The group behind the research has developed a web plug-in tool to assist those trying to protect their mental health make more informed decisions in regards to the content they view.
The findings were outlined in an open-access paper by Tali Sharot, an adjunct professor of cognitive neurosciences at MIT and professor at University College London, and Christopher A. Kelly, a former visiting PhD student who was a member of Sharot’s Affective Brain Lab when the studies were conducted, who’s now a postdoc at Stanford University’s Institute for Human Centered AI. The findings were published Nov. 21 within the journal
“Our study shows a causal, bidirectional relationship between health and what you do online. We found that individuals who have already got mental health symptoms usually tend to go surfing and more prone to browse for information that finally ends up being negative or fearful,” Sharot says. “After browsing this content, their symptoms develop into worse. It’s a feedback loop.”

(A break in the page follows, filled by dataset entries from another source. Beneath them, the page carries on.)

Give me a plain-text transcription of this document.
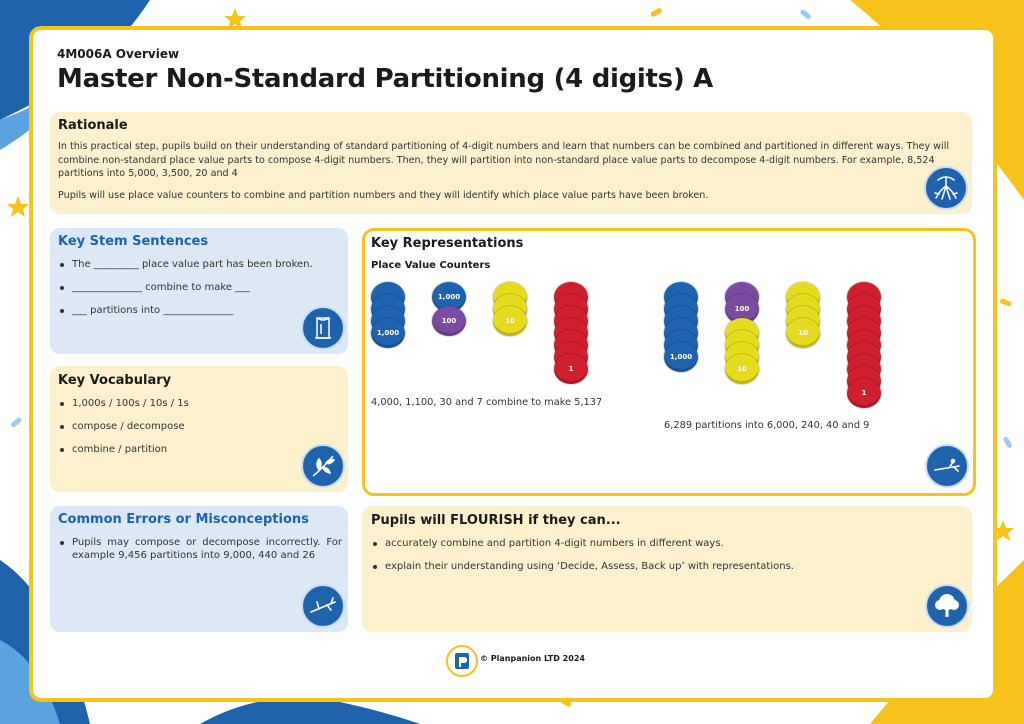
4M006A Overview
Master Non-Standard Partitioning (4 digits) A
Rationale
In this practical step, pupils build on their understanding of standard partitioning of 4-digit numbers and learn that numbers can be combined and partitioned in different ways. They will combine non-standard place value parts to compose 4-digit numbers. Then, they will partition into non-standard place value parts to decompose 4-digit numbers. For example, 8,524 partitions into 5,000, 3,500, 20 and 4
Pupils will use place value counters to combine and partition numbers and they will identify which place value parts have been broken.
Key Stem Sentences
The _________ place value part has been broken.
______________ combine to make ___
___ partitions into ______________
Key Vocabulary
1,000s / 100s / 10s / 1s
compose / decompose
combine / partition
Common Errors or Misconceptions
Pupils may compose or decompose incorrectly. For example 9,456 partitions into 9,000, 440 and 26
Key Representations
Place Value Counters
1,000
1,000
100	10
1
1,000
100
10
10
1
4,000, 1,100, 30 and 7 combine to make 5,137
6,289 partitions into 6,000, 240, 40 and 9
Pupils will FLOURISH if they can...
accurately combine and partition 4-digit numbers in different ways.
explain their understanding using ‘Decide, Assess, Back up’ with representations.
© Planpanion LTD 2024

The studies analyzed the online browsing habits of greater than 1,000 participants through the use of natural language processing to calculate a negative rating and a positive rating for every web page visited, in addition to scores for anger, fear, anticipation, trust, surprise, sadness, joy, and disgust. Participants also accomplished questionnaires to evaluate their mental health and indicated their mood directly before and after web-browsing sessions. The researchers found that participants expressed higher moods after browsing less-negative web pages, and participants with worse pre-browsing moods tended to browse more-negative web pages.
In a subsequent study, participants were asked to read information from two web pages randomly chosen from either six negative webpages or six neutral pages. They then indicated their mood levels each before and after viewing the pages. An evaluation found that participants exposed to negative web pages reported to be in a worse mood than those that viewed neutral pages, after which subsequently visited more-negative pages when asked to browse the web for 10 minutes.

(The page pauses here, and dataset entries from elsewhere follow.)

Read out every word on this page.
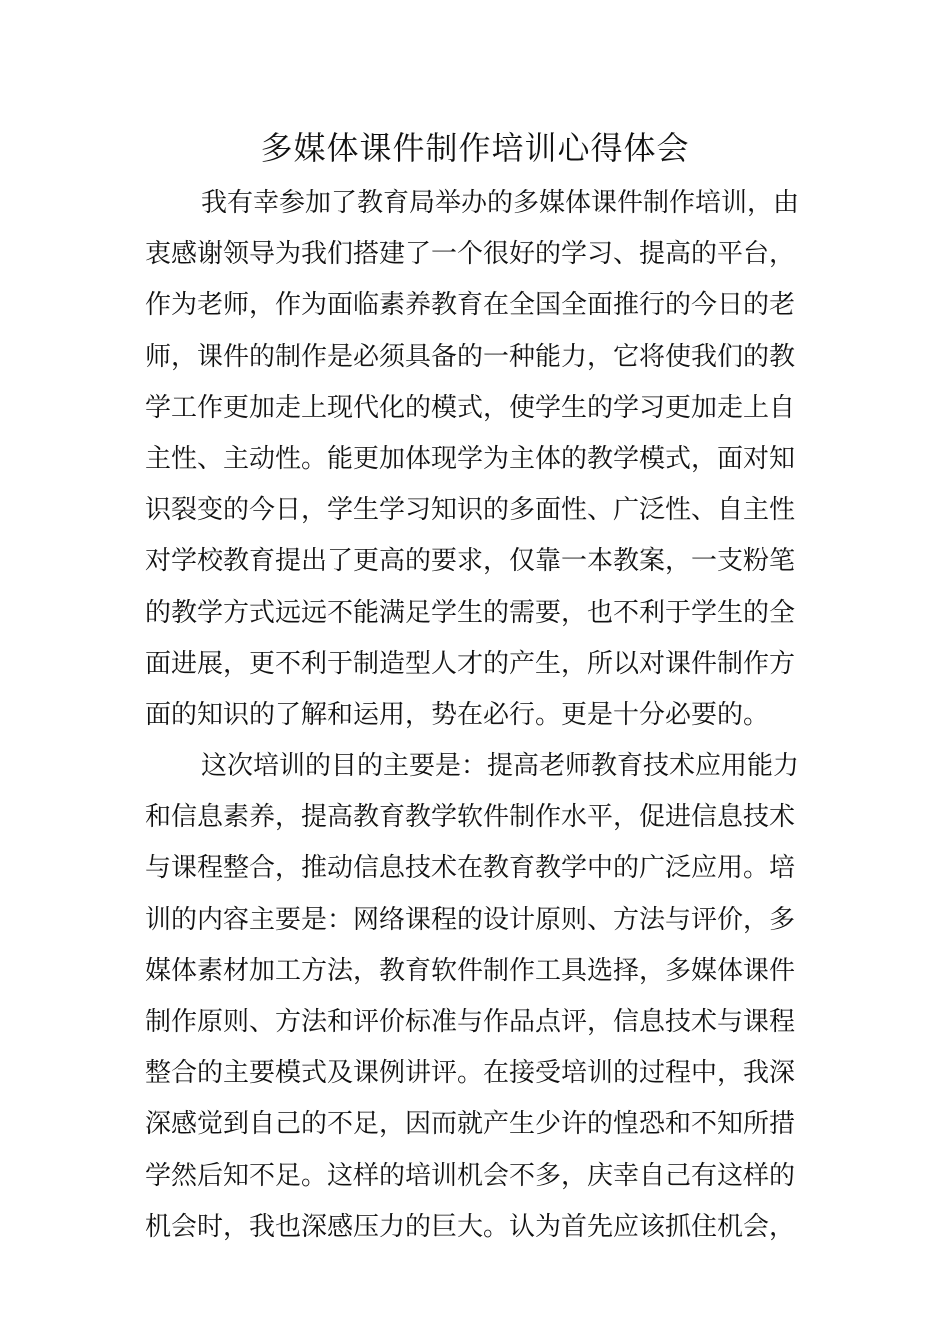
多媒体课件制作培训心得体会
我有幸参加了教育局举办的多媒体课件制作培训，由
衷感谢领导为我们搭建了一个很好的学习、提高的平台，
作为老师，作为面临素养教育在全国全面推行的今日的老
师，课件的制作是必须具备的一种能力，它将使我们的教
学工作更加走上现代化的模式，使学生的学习更加走上自
主性、主动性。能更加体现学为主体的教学模式，面对知
识裂变的今日，学生学习知识的多面性、广泛性、自主性
对学校教育提出了更高的要求，仅靠一本教案，一支粉笔
的教学方式远远不能满足学生的需要，也不利于学生的全
面进展，更不利于制造型人才的产生，所以对课件制作方
面的知识的了解和运用，势在必行。更是十分必要的。
这次培训的目的主要是：提高老师教育技术应用能力
和信息素养，提高教育教学软件制作水平，促进信息技术
与课程整合，推动信息技术在教育教学中的广泛应用。培
训的内容主要是：网络课程的设计原则、方法与评价，多
媒体素材加工方法，教育软件制作工具选择，多媒体课件
制作原则、方法和评价标准与作品点评，信息技术与课程
整合的主要模式及课例讲评。在接受培训的过程中，我深
深感觉到自己的不足，因而就产生少许的惶恐和不知所措
学然后知不足。这样的培训机会不多，庆幸自己有这样的
机会时，我也深感压力的巨大。认为首先应该抓住机会，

“The outcomes contribute to the continued debate regarding the connection between mental health and online behavior,” the authors wrote. “Most research addressing this relationship has focused on the amount of use, equivalent to screen time or frequency of social media use, which has led to mixed conclusions. Here, as a substitute, we give attention to the form of content browsed and find that its affective properties are causally and bidirectionally related to mental health and mood.”
To check whether intervention could alter web-browsing selections and improve mood, the researchers provided participants with search engine results pages with three search results for every of several queries. Some participants were provided labels for every search result on a scale of “feel higher” to “feel worse.” Other participants weren’t supplied with any labels. Those that were supplied with labels were less prone to select negative content and more prone to select positive content. A followup study found that those that viewed more positive content reported a significantly higher mood.
Based on these findings, Sharot and Kelly created a downloadable plug-in tool called “Digital Weight loss plan” that provides scores for Google search leads to three categories: emotion (whether people find the content positive or negative, on average), knowledge (to what extent information on a webpage helps people understand a subject, on average), and actionability (to what extent information on a webpage is beneficial on average). MIT electrical engineering and computer science graduate student Jonatan Fontanez ’24, a former undergraduate researcher from MIT in Sharot’s lab, also contributed to the event of the tool. The tool was introduced publicly this week, together with the publication of the paper in .
“Individuals with worse mental health are likely to hunt down more-negative and fear-inducing content, which in turn exacerbates their symptoms, making a vicious feedback loop,” Kelly says. “It’s our hope that this tool may also help them gain greater autonomy over what enters their minds and break negative cycles.”